WASHINGTON (Reuters) - Linguists alarmed at the inceasing extinction of many indigenous languages identified five global “hot spots” on Tuesday where the problem is worst, led by northern Australia and a region of South America.
The linguists are part of the Enduring Voices project that seeks to document and revitalize languages slipping toward oblivion, often spoken by indigenous peoples like Australia’s aborigines whose cultures were trampled by settlers.
David Harrison of Swarthmore College in Pennsylvania, the project’s co-director, said there are 6,992 recognized distinct languages worldwide. He said on average one language vanishes every two weeks, often as its last elderly speakers perish.
The project, backed by National Geographic magazine, named the region of northern Australia that includes Queensland, Northern Territory and Western Australia as the place where local languages are most threatened. The linguists said aboriginal Australia harbors some of the most endangered languages, with 153 different ones spoken in this region.
A region of central South America covering Ecuador, Colombia, Peru, Brazil and Bolivia was second on the list of “hot spots,” with indigenous languages being overcome by Spanish, Portuguese or other indigenous languages.
The linguists said Bolivia has twice the language diversity of the nations of Europe combined, but many of the smaller tongues are being smothered by Spanish or other languages.
Placing third and fifth on the list were regions of North America where the languages of native peoples are imperiled — an area including British Columbia in Canada and the U.S. states of Washington and Oregon, and an area covering the U.S. states of Oklahoma, Texas and New Mexico. Eastern Siberia, also with endangered native languages, was the No. 4 “hot spot.”
“There are quite a few languages, dozens if not hundreds, that are down to one, two or three speakers, or maybe even they’ve lost their last fluent speakers but have a few ‘semi-speakers’ who have a passive knowledge of the language,” Harrison said in a telephone interview.
“We’re going to lose an immense storehouse of knowledge,” Harrison added, noting for example that valuable information accumulated over centuries about various living species exists in languages of native peoples.
Many languages have no written form, meaning that they are lost forever when their last speaker dies, Harrison said.

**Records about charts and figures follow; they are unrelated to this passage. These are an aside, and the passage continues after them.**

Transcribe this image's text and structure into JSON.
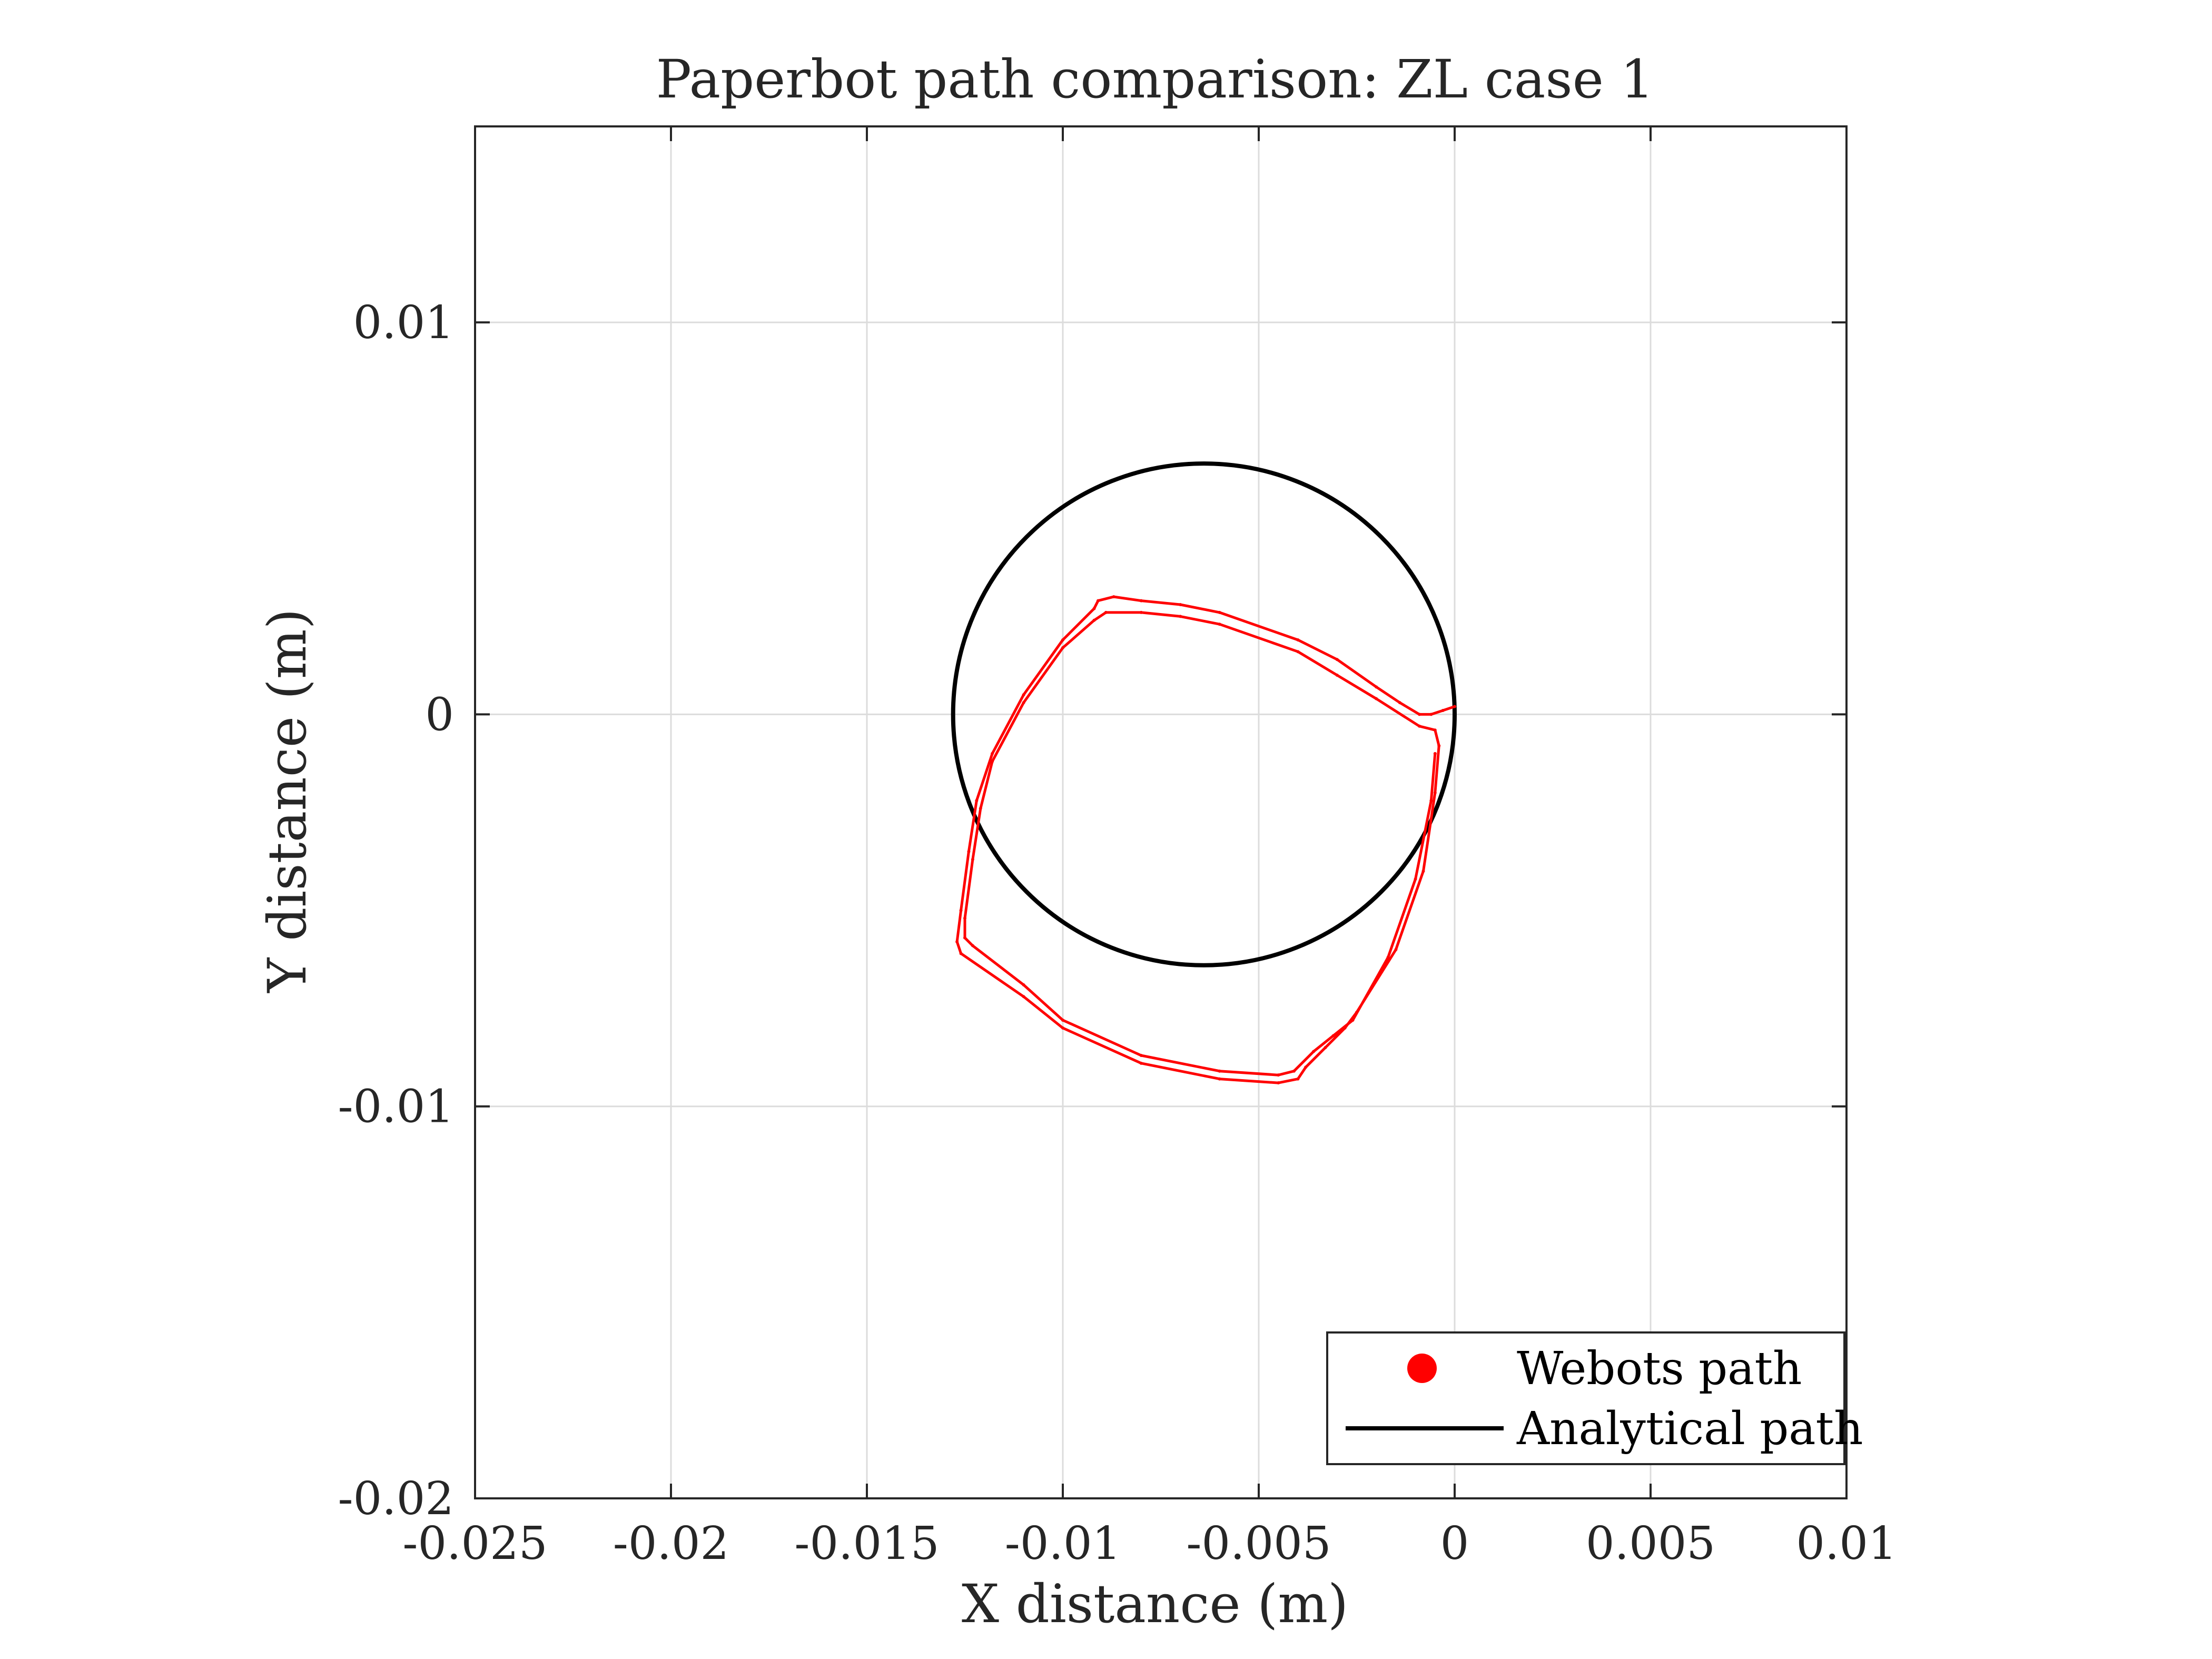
{
  "chart_data": {
    "type": "line",
    "title": "Paperbot path comparison: ZL case 1",
    "xlabel": "X distance (m)",
    "ylabel": "Y distance (m)",
    "xlim": [
      -0.025,
      0.01
    ],
    "ylim": [
      -0.02,
      0.015
    ],
    "xticks": [
      -0.025,
      -0.02,
      -0.015,
      -0.01,
      -0.005,
      0,
      0.005,
      0.01
    ],
    "xtick_labels": [
      "-0.025",
      "-0.02",
      "-0.015",
      "-0.01",
      "-0.005",
      "0",
      "0.005",
      "0.01"
    ],
    "yticks": [
      -0.02,
      -0.01,
      0,
      0.01
    ],
    "ytick_labels": [
      "-0.02",
      "-0.01",
      "0",
      "0.01"
    ],
    "grid": true,
    "legend_position": "bottom-right",
    "series": [
      {
        "name": "Webots path",
        "color": "#ff0000",
        "marker": "dot",
        "points": [
          [
            0,
            0.0002
          ],
          [
            -0.0003,
            0.0001
          ],
          [
            -0.0006,
            0.0
          ],
          [
            -0.0009,
            0.0
          ],
          [
            -0.0014,
            0.0003
          ],
          [
            -0.002,
            0.0007
          ],
          [
            -0.003,
            0.0014
          ],
          [
            -0.004,
            0.0019
          ],
          [
            -0.006,
            0.0026
          ],
          [
            -0.007,
            0.0028
          ],
          [
            -0.008,
            0.0029
          ],
          [
            -0.0087,
            0.003
          ],
          [
            -0.0091,
            0.0029
          ],
          [
            -0.0092,
            0.0027
          ],
          [
            -0.01,
            0.0019
          ],
          [
            -0.011,
            0.0005
          ],
          [
            -0.0118,
            -0.001
          ],
          [
            -0.0122,
            -0.0022
          ],
          [
            -0.0124,
            -0.0035
          ],
          [
            -0.0126,
            -0.005
          ],
          [
            -0.0127,
            -0.0058
          ],
          [
            -0.0126,
            -0.0061
          ],
          [
            -0.011,
            -0.0072
          ],
          [
            -0.01,
            -0.008
          ],
          [
            -0.008,
            -0.0089
          ],
          [
            -0.006,
            -0.0093
          ],
          [
            -0.0045,
            -0.0094
          ],
          [
            -0.004,
            -0.0093
          ],
          [
            -0.0038,
            -0.009
          ],
          [
            -0.0033,
            -0.0085
          ],
          [
            -0.0028,
            -0.008
          ],
          [
            -0.0025,
            -0.0076
          ],
          [
            -0.0015,
            -0.006
          ],
          [
            -0.0008,
            -0.004
          ],
          [
            -0.0005,
            -0.002
          ],
          [
            -0.0004,
            -0.0008
          ],
          [
            -0.0005,
            -0.0004
          ],
          [
            -0.0009,
            -0.0003
          ],
          [
            -0.002,
            0.0004
          ],
          [
            -0.003,
            0.001
          ],
          [
            -0.004,
            0.0016
          ],
          [
            -0.006,
            0.0023
          ],
          [
            -0.007,
            0.0025
          ],
          [
            -0.008,
            0.0026
          ],
          [
            -0.0089,
            0.0026
          ],
          [
            -0.0092,
            0.0024
          ],
          [
            -0.01,
            0.0017
          ],
          [
            -0.011,
            0.0003
          ],
          [
            -0.0118,
            -0.0012
          ],
          [
            -0.0121,
            -0.0024
          ],
          [
            -0.0123,
            -0.0037
          ],
          [
            -0.0125,
            -0.0052
          ],
          [
            -0.0125,
            -0.0057
          ],
          [
            -0.0123,
            -0.0059
          ],
          [
            -0.011,
            -0.0069
          ],
          [
            -0.01,
            -0.0078
          ],
          [
            -0.008,
            -0.0087
          ],
          [
            -0.006,
            -0.0091
          ],
          [
            -0.0045,
            -0.0092
          ],
          [
            -0.0041,
            -0.0091
          ],
          [
            -0.0036,
            -0.0086
          ],
          [
            -0.0031,
            -0.0082
          ],
          [
            -0.0026,
            -0.0078
          ],
          [
            -0.0017,
            -0.0062
          ],
          [
            -0.001,
            -0.0042
          ],
          [
            -0.0006,
            -0.0022
          ],
          [
            -0.0005,
            -0.001
          ]
        ]
      },
      {
        "name": "Analytical path",
        "color": "#000000",
        "marker": "line",
        "circle": {
          "center": [
            -0.0064,
            0
          ],
          "radius": 0.0064
        }
      }
    ]
  }
}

“Languages often trickle out of existence rather than sort of abruptly disappearing,” said Gregory Anderson, co-director of the Enduring Voices project and director of the nonprofit Living Tongues Institute for Endangered Languages.
Over the years, some languages have been deliberately exterminated by colonizers or aggressors taking over territory or waging genocide, the linguists said.
Children now often decide a language’s fate, Harrison said, by abandoning an ancestral tongue for another language they see as more widely used, for example, on television or in school.
The linguists with the Enduring Voices project have been traveling to interview the last speakers of certain languages.
“We’ll start with a basic 100- or 200-word list. And then we’ll go over each word with them again to make sure that we’re transcribing it correctly, and try to repeat it to them,” Anderson said.
“And usually they’ll burst out laughing at that point because we have hideously mispronounced it ... or make some word that sounds obscene to them. ... I did that in Australia, I’m afraid,” Anderson added.